Lo chiamo subito, signore!”
Il
soldato scomparve all'interno dell'edificio. Con sollievo, suppose
Stuart, dal momento che a nessuno piaceva avere a che fare con
l'Intelligence.
Poco
dopo arrivò il capitano, che invece si dimostrò molto meno
impressionato dagli inattesi ospiti. Era un uomo di circa
trentacinque anni, alto e magro, che portava un camice completamente
abbottonato e occhiali dalla sottile montatura d'oro.
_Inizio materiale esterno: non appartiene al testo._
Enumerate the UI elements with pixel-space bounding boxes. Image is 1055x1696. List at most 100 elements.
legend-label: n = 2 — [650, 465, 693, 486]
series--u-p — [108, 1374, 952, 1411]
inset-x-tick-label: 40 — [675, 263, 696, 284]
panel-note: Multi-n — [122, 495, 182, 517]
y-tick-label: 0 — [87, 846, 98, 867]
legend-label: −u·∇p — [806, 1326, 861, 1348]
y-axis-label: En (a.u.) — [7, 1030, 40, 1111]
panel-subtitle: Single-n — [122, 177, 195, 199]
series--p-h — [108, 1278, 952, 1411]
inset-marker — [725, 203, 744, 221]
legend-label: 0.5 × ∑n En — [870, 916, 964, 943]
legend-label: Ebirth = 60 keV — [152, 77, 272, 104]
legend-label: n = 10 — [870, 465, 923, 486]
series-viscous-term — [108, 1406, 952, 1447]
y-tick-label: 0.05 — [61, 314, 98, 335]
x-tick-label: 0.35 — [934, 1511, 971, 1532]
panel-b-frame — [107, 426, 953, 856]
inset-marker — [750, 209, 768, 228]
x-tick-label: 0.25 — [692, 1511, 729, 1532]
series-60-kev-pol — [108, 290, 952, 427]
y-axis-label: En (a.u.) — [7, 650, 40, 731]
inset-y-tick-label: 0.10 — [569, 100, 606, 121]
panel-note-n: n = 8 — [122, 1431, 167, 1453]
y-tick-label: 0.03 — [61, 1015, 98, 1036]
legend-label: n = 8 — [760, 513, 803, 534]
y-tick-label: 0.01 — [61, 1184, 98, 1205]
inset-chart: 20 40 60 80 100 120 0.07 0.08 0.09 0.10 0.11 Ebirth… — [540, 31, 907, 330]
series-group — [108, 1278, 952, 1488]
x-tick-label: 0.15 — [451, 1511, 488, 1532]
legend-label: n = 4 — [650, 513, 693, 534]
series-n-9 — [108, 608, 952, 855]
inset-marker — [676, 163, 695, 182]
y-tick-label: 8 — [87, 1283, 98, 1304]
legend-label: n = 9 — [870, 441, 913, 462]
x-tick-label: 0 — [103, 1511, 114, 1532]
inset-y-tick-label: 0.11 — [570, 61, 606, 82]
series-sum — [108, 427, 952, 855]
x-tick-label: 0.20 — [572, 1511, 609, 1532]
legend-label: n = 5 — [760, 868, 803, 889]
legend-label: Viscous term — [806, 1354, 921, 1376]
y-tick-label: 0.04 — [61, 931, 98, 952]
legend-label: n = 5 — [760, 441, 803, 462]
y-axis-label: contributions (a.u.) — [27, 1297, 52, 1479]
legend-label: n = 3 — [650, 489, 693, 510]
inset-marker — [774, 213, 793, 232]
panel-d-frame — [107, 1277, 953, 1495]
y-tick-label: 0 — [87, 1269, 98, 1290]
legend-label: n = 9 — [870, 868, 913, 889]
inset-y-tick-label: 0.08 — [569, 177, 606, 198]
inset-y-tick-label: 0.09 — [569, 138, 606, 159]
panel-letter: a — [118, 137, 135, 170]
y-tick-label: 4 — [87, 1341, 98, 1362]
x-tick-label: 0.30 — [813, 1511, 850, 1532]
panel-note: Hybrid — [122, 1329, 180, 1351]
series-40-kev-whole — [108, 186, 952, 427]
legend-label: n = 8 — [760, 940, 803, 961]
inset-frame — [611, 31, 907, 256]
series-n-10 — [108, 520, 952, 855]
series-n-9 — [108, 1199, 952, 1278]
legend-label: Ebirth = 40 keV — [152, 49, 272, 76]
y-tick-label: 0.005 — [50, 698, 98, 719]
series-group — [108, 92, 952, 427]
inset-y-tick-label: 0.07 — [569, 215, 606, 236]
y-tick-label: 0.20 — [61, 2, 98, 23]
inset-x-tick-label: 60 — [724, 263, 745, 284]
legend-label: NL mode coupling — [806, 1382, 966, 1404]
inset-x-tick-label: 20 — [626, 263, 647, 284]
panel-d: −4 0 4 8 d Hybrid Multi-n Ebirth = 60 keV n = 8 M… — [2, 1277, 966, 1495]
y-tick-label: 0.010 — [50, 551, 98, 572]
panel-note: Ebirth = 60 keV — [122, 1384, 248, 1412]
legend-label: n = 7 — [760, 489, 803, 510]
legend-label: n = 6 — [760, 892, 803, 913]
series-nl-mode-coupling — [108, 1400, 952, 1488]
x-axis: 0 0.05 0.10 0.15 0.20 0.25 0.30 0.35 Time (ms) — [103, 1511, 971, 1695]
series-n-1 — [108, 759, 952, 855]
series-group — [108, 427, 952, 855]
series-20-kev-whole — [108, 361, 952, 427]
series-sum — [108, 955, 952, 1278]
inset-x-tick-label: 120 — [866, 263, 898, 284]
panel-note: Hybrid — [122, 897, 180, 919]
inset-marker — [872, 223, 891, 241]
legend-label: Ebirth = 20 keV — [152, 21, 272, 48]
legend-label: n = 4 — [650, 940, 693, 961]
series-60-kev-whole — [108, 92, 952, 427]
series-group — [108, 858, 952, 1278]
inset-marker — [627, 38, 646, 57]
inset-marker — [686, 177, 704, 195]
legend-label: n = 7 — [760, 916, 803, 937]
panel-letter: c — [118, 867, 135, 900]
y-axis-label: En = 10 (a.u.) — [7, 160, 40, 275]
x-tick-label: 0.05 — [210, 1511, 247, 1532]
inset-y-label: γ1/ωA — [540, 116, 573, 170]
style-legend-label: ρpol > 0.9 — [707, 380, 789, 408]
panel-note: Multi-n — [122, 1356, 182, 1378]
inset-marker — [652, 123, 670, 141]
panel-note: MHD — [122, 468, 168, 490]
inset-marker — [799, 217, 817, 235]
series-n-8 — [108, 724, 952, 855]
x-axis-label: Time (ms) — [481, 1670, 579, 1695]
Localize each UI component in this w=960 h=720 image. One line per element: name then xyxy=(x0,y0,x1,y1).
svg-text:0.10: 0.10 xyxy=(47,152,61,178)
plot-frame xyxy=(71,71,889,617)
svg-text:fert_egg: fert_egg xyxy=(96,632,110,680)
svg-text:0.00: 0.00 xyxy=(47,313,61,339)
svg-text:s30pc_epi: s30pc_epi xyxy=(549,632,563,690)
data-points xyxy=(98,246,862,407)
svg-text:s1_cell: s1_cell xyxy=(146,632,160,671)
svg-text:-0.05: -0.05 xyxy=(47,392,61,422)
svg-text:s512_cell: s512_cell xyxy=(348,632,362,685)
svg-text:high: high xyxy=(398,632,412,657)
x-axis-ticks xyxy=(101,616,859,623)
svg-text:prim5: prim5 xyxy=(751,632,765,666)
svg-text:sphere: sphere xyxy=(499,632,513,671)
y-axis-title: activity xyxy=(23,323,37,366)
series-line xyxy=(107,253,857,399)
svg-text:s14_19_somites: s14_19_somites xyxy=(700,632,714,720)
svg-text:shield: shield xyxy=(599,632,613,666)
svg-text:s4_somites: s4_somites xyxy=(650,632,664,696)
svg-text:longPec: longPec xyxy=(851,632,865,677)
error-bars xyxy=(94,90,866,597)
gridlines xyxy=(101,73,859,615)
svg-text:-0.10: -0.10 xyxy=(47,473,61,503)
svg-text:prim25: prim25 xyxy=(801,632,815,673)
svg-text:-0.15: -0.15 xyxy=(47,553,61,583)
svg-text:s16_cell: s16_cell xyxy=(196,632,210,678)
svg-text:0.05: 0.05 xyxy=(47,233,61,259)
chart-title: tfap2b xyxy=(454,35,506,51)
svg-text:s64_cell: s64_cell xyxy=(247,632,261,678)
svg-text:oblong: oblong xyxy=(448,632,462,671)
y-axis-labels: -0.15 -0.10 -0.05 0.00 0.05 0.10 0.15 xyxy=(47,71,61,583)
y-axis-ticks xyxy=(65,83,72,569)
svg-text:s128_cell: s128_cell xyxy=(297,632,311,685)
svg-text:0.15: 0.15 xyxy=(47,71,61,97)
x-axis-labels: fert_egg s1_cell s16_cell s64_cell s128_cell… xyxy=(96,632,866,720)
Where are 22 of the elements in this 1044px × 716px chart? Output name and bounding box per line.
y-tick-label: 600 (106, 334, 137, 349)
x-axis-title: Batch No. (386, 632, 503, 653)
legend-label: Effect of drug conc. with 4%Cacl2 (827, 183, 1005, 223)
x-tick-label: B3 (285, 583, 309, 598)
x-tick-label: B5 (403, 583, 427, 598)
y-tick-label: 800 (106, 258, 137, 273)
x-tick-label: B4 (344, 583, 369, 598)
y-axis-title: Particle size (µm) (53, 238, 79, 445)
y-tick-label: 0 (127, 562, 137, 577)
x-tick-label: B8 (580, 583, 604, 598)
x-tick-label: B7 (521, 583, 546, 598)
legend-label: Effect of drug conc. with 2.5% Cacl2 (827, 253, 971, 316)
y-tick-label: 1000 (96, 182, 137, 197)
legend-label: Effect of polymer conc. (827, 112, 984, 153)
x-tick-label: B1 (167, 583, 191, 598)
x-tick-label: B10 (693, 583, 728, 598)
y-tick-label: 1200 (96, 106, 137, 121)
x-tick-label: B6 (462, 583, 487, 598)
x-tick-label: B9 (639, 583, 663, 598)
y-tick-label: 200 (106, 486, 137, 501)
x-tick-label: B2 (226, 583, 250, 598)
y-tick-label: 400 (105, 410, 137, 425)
Dava
l'impressione di trovarsi quasi per sbaglio all'interno dei ranghi
militari.
“Buon
giorno, signori,” salutò tranquillamente.
Linwood
aggrottò le sopracciglia a quell'atteggiamento decisamente poco
marziale. “Siamo qui per vedere il prigioniero,” disse.
Il
medico annuì, ma subito dopo rivolse lo sguardo al maggiore Stuart,
come per chiedergli la conferma che doveva davvero introdurre
estranei – e probabilmente profani – all'interno
dell'asklepieion.
Precedendolo
nell'atrio dell'edificio, il comandante del 19° Squadron spiegò: “I
signori sono venuti a controllare le condizioni del tenente von
Rohr.”
Non
aggiunse altro, lasciando che l'assurdità di due ufficiali del
servizi segreti che fanno visita a un prigioniero ferito dilagasse
come acqua da un vaso rovesciato.
“Sì,
signore” rispose dubbioso Allen. Si voltò verso i nuovi arrivati.
“Certo, signore,” ripeté, ancora poco convinto, “è di sopra.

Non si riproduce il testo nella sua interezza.